JCC2017 : Entre art et religion, “Sheikh Jackson” aborde la crise d’adolescence avec humour et profondeur

Comment accepter la mort d’un être cher quand on est un adolescent? Comment un jeune amoureux de la vie et de la danse du chanteur américain Michael Jackson bascule vers l’extrémisme religieux et cherche par tous les moyens à interdire à sa fille de 5 ans d’écouter des chansons occidentales? C’est autour de ces interrogations que le film du réalisateur égyptien Amr Salama “Sheikh Jackson” a voulu répondre.

Projeté, hier mardi, à guichets fermés, le film débute par la voix off du personnage principal le cheikh Khaled parlant à son psychologue et cherchant à comprendre l’origine de ses cauchemars et hallucinations suite à la nouvelle de la mort de Michael Jackson le 25 juin 2009 .

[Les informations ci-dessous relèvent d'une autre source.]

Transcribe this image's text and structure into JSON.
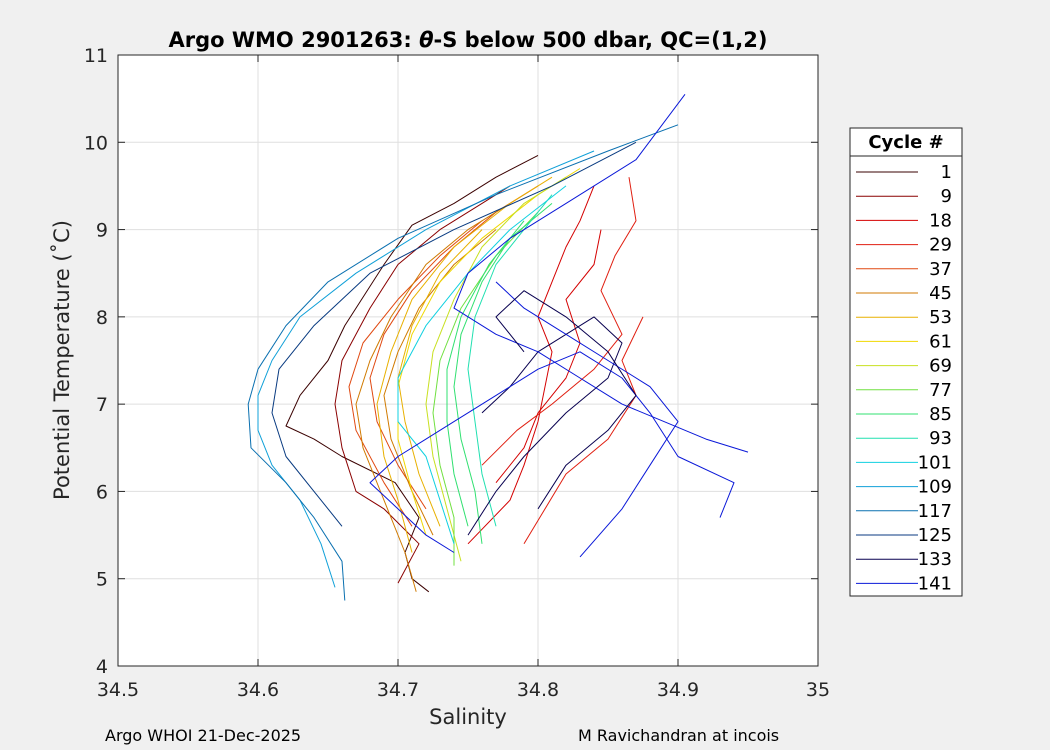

Provoquant une crise identitaire chez le religieux musulman, la mort du Roi de la Pop devient le point de départ d’une immersion dans la personnalité tiraillée du personnage principal. Usant de la technique du flashback, le réalisateur Amr Salama brosse le portrait du jeune Khaled qui s’est dévoué à la religion.

Surnommé à l’école “Jackson”, Khaled cultive un amour inconditionnel pour le chanteur américain. La chanson et la danse deviennent pour l’adolescent un refuge pour accepter la mort de sa mère, pour affirmer sa personnalité face à son père et pour séduire sa copine de classe Chirine dont il est amoureux. Face à un personnage magistralement joué par l’acteur égyptien Ahmad Al Fishawy, le spectateur plonge dans l’adolescence de Khaled et suit sa transformation et sa radicalisation religieuse.

En quête d’affirmation identitaire, Khaled, dont le prénom signifie “éternel” en arabe, n’arrive plus à combler le vide laissé par le décès de sa mère à travers les chansons de Jackson La religion vient ainsi prendre la relève pour trouver des réponses à l’absurdité de la mort et marquer en même temps la rupture avec le père.

Au delà des sujets évoqués relatifs à la crise existentielle vécue par le personnage principal, la force du film réside aussi dans la bande sonore du “Sheikh Jackson”. Sans pour autant utiliser les chansons connues du chanteur, le réalisateur égyptien réussit à transposer le monde de Michael Jackson dans la réalité du personnage à travers l’ellipse, le bruitage, les références aux vidéoclips et la danse du chanteur. Le monde de la star américaine devient ainsi un moyen pour le réalisateur pour critiquer une société égyptienne où l’adolescent en quête de liberté et de reconnaissance se trouve face à une société liberticide et conservatrice.

Avec des standings ovations, “Sheikh Jackson” a su toucher le public en parlant avec humour et subtilité de la crise d’adolescence, passage principal et universel pour passer à l’âge adulte.